His words might twist in his mouth when he grew excited. Some might find him dull. But that was because they could not see his stalwart spirit. Hadn't he proved it by marrying her?

Yet would he ever come to love her?

~ ~ ~ ~ ~

"Yew filthy old bawd," Modesty screeched at one woman who was trying to constrain her twisting, turning, and dodging. Jamestown’s goodwives were escorting her back across the green to the pillory.
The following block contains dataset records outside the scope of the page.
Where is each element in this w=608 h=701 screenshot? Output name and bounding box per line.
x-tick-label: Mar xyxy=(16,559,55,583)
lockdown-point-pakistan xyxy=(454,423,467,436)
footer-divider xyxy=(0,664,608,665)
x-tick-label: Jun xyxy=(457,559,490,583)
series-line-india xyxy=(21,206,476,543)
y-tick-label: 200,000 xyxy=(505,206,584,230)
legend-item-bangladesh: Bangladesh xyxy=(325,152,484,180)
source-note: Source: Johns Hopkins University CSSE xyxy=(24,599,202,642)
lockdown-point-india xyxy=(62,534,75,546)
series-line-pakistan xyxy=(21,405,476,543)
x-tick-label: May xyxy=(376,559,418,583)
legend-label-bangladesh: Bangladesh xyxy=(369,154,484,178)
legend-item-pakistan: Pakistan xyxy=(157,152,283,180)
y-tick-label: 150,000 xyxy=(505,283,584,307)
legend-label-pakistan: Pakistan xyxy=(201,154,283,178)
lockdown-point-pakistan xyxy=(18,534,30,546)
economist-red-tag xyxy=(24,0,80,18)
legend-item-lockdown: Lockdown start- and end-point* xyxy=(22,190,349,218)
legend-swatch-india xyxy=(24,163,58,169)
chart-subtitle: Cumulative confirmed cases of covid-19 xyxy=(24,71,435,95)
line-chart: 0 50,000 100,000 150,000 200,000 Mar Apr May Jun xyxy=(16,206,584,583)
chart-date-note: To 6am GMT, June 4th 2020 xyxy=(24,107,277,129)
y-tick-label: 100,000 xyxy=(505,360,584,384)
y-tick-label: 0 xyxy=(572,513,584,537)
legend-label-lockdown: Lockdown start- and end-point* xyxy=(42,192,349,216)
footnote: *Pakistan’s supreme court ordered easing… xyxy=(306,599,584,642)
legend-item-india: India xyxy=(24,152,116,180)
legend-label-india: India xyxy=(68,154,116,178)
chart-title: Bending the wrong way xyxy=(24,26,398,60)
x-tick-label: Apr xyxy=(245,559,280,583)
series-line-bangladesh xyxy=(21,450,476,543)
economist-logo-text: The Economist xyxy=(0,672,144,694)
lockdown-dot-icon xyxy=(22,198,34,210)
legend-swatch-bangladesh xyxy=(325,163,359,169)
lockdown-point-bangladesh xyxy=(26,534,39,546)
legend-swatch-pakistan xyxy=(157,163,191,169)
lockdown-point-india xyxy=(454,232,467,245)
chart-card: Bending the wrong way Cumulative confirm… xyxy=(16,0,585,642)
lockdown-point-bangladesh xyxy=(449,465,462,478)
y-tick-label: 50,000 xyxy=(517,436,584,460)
The Jamestown gaol had been a loathsome cell. For two weeks Modesty had been chained to an Indian woman imprisoned for prostitution for the third time. The two women had not had privacy to do what nature required, nor fresh air in the windowless gaol to relieve the stench of their own excrement. Their legs had been in one bolt and they had been bound to a post with an ox chain.

In the past fortnight. Modesty had had plenty of time to learn Algonquin phrases from the Chesapeake Indian woman, whose name was Palantochas.
Ka ka torawincs yowo
—what call you this?;
Pokatawer
—fire;
mockasins
—shoes;
tomahacks
—axes; and
Casacunnakack, peya quagh acquintan uttasantasough
—In how many days will there come hither any more English ships?

The arrival of which would mean more customers for the industrious Palantochas.

In turn, the squat but chipper Indian maiden had learned some English phrases from Modesty, mostly ones of profanity that she had picked up along the Thames docks. "Yew arse rug! Yew bloody meat monger! Yew puck fist!”

Even now, Modesty was making liberal use of her English swear words, because her two female captors were shoving her along faster than she could walk, what with the irons.

Left on long enough the irons would rot the flesh. Of course, that wasn’t going to happen to her. Surely the irons would be removed by the time she was brought before the General Assembly. Already, she could see the councilmen and the burgesses arriving from the outlying areas, even though, according to Palantochas, it wasn’t yet the noon hour.

Two soldiers in quilted coats and with baldrics worn over their shoulders to support their swords took over for the Company women. Quickly and efficiently, they installed Modesty in the pillory, her head and hands poking through its wooden slots. By now a crowd was gathering to watch.

Then a stout woman approached the pillory with a razor's long, glinting blade. Great fear stole the breath out of Modesty. What had she ever done to these people to be so punished?